One of my classes at the seminary dealt with the problem of pain. How do humans experience pain and suffering in a universe created by a good God? One little aside by my lecturer mentioned that philosophers tie themselves in knots over the issue of pain. How can we describe pain? We can only speak in metaphors, saying what it is like. Yet we have a word for “pain” that is not meaningless. We all have human bodies, brains and nervous systems. But how does one know what someone else’s pain is really like?
Many people encounter pain in childhood. I recall putting my hand through the wringer of a washing machine. That really hurt. My parents told me about my jumping on a bed, hitting my head, swallowing my tongue, going blue in the face, having a fit, and nearly biting my mother’s finger off as she prised my tongue out of my throat. I have no memory of this.
I do remember doing a bicycle drag race with my brother on a neighbourhood street, shooting over the handlebars and skidding along the asphalt for several metres, deeply grazing my knees, hands and face. I literally saw stars.
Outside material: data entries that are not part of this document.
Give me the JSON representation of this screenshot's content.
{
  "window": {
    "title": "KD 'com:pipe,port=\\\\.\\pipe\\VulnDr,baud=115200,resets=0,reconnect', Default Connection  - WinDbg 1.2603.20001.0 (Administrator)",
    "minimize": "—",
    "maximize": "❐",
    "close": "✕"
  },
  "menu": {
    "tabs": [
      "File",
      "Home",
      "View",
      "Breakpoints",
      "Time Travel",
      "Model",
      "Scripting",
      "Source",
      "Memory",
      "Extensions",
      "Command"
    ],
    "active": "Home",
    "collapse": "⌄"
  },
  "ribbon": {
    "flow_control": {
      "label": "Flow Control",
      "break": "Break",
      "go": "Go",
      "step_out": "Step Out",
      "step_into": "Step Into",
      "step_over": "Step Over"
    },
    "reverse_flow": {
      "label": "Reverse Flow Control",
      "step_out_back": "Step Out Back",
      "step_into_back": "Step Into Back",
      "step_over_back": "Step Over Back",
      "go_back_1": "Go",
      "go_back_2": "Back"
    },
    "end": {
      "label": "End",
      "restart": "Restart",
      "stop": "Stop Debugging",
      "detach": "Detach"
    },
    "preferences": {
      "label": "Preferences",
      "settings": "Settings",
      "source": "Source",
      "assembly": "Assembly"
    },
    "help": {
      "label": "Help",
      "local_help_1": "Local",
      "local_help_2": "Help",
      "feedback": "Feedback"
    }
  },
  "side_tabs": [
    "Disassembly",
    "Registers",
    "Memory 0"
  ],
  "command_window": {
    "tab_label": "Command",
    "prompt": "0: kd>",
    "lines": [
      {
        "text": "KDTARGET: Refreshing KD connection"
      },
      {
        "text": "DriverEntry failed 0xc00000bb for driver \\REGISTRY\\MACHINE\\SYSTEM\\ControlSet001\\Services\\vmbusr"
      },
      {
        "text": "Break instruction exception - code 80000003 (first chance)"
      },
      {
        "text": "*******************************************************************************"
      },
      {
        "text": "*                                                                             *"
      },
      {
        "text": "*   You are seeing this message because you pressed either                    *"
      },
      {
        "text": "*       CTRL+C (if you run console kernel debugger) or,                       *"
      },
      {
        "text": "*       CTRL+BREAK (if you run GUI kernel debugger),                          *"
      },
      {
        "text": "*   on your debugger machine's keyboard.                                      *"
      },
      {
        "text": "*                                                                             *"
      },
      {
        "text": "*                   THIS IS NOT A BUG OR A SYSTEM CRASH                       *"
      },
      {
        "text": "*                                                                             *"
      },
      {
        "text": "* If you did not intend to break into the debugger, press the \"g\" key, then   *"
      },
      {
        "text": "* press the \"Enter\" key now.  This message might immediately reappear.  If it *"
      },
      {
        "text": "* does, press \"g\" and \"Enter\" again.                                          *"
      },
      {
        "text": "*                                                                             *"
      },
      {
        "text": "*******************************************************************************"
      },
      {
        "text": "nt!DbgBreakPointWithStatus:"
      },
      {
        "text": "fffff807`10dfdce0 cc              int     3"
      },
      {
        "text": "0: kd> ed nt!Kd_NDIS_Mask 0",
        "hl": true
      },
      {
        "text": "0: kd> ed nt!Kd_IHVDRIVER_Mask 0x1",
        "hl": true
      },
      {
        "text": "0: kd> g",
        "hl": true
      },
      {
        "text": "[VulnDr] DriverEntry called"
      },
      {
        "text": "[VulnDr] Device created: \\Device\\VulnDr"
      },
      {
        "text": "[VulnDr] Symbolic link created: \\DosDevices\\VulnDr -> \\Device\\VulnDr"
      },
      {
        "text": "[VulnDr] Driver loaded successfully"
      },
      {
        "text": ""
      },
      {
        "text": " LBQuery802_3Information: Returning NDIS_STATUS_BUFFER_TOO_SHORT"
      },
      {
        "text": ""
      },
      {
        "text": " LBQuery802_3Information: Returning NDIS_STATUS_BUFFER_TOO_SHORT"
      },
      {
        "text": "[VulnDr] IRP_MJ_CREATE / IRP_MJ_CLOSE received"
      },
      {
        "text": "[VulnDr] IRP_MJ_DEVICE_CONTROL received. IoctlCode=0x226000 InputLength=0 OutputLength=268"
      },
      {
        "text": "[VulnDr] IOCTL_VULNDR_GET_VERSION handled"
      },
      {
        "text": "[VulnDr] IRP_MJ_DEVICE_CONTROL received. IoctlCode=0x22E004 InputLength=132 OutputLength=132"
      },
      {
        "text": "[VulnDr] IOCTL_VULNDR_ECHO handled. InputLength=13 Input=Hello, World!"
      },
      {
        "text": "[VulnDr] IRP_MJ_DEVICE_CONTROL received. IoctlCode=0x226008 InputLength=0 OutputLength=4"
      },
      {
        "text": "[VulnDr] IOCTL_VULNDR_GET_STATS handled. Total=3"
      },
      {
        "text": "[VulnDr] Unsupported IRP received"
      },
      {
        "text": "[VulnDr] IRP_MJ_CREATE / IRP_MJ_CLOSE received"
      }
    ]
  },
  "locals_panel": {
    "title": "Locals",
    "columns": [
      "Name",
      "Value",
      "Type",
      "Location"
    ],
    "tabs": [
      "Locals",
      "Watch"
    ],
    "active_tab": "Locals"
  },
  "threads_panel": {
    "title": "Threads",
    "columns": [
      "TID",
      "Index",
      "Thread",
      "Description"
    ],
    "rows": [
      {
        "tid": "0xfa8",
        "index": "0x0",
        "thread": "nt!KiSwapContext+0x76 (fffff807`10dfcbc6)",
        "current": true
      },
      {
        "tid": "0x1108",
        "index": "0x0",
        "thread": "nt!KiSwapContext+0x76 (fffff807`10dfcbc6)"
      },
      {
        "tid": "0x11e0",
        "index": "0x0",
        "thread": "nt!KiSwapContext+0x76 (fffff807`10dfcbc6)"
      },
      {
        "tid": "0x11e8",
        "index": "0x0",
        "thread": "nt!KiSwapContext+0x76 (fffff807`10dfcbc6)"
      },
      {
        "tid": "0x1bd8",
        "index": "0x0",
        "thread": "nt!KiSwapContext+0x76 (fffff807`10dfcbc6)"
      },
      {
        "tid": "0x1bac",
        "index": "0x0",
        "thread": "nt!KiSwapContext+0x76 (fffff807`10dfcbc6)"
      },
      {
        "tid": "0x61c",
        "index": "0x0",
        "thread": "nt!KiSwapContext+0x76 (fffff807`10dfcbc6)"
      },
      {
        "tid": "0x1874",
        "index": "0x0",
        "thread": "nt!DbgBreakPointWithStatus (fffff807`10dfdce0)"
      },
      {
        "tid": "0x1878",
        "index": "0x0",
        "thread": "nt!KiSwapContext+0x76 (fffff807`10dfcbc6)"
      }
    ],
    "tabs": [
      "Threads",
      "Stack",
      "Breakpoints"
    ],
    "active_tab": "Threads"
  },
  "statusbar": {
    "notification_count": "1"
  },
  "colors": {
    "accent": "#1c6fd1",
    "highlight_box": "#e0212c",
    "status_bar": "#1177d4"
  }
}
The merthiolate at the doctor’s afterwards wasn’t fun either.
When I was a little older, I managed to get a fish-hook embedded in one of my fingers. My father poured whisky on it and cut it out with a razor blade (we were on holiday). No anaesthetic there. A year or so later, I stood on a broken bottle protruding from the sand at a beach and cut my right foot to the tendons. That required multiple stitches and wrecked that summer. I still have a scar shaped like the numeral three on my right foot.
Sports resulted in their share of injuries. I had my glasses smashed into one of my eyebrows in one cricket match, with appropriately bloody results. I took six bouncers to the rib cage when opening the batting in another game. Then there was the soccer game in which I smashed my face into an opponent’s hip (a badly timed tackle) and had blood spurt from my nose for what seemed an eternity. Having an opponent kick me flush on the instep in another game – that one hurt for days.
I remember the searing headache I had as the anaesthetic wore off after I had had a wisdom tooth removed. All I could do was lie face down on my bed and wait for the pain to go away. Then there was the upper back injury I suffered as a result of overdoing things with weights at the gym. That led to shooting pains from the back of my head to my eyebrows. It took the intercession of an osteopath to make that one go away. Tearing several ankle ligaments as I tripped on a gutter wasn’t fun either. But I was amazed at how effective acupuncture was at accelerating my healing.
My path back to health in most of these episodes was facilitated by the skills, mercy and love of others. (I had to suffer the jolts from an electric fence by myself!).
What is the point of this catalogue of mishaps and misadventures? Many people would have suffered similar injuries, all relatively minor, and many will have suffered worse, much worse. But the upshot of all my injuries was that, eventually, they all healed and the pain went away. The experiences helped develop in me the cardinal virtue of prudence. They also taught me to have compassion for others in pain.
I have not spoken about emotional, psychological or spiritual suffering. There isn’t room for that here. But when I look at the crucifix, I can see that Jesus died in agony. His pain did not go away and he suffered unto the end. If my pain can school me in compassion, just imagine the compassion Christ has for us in our pain, even in lockdown.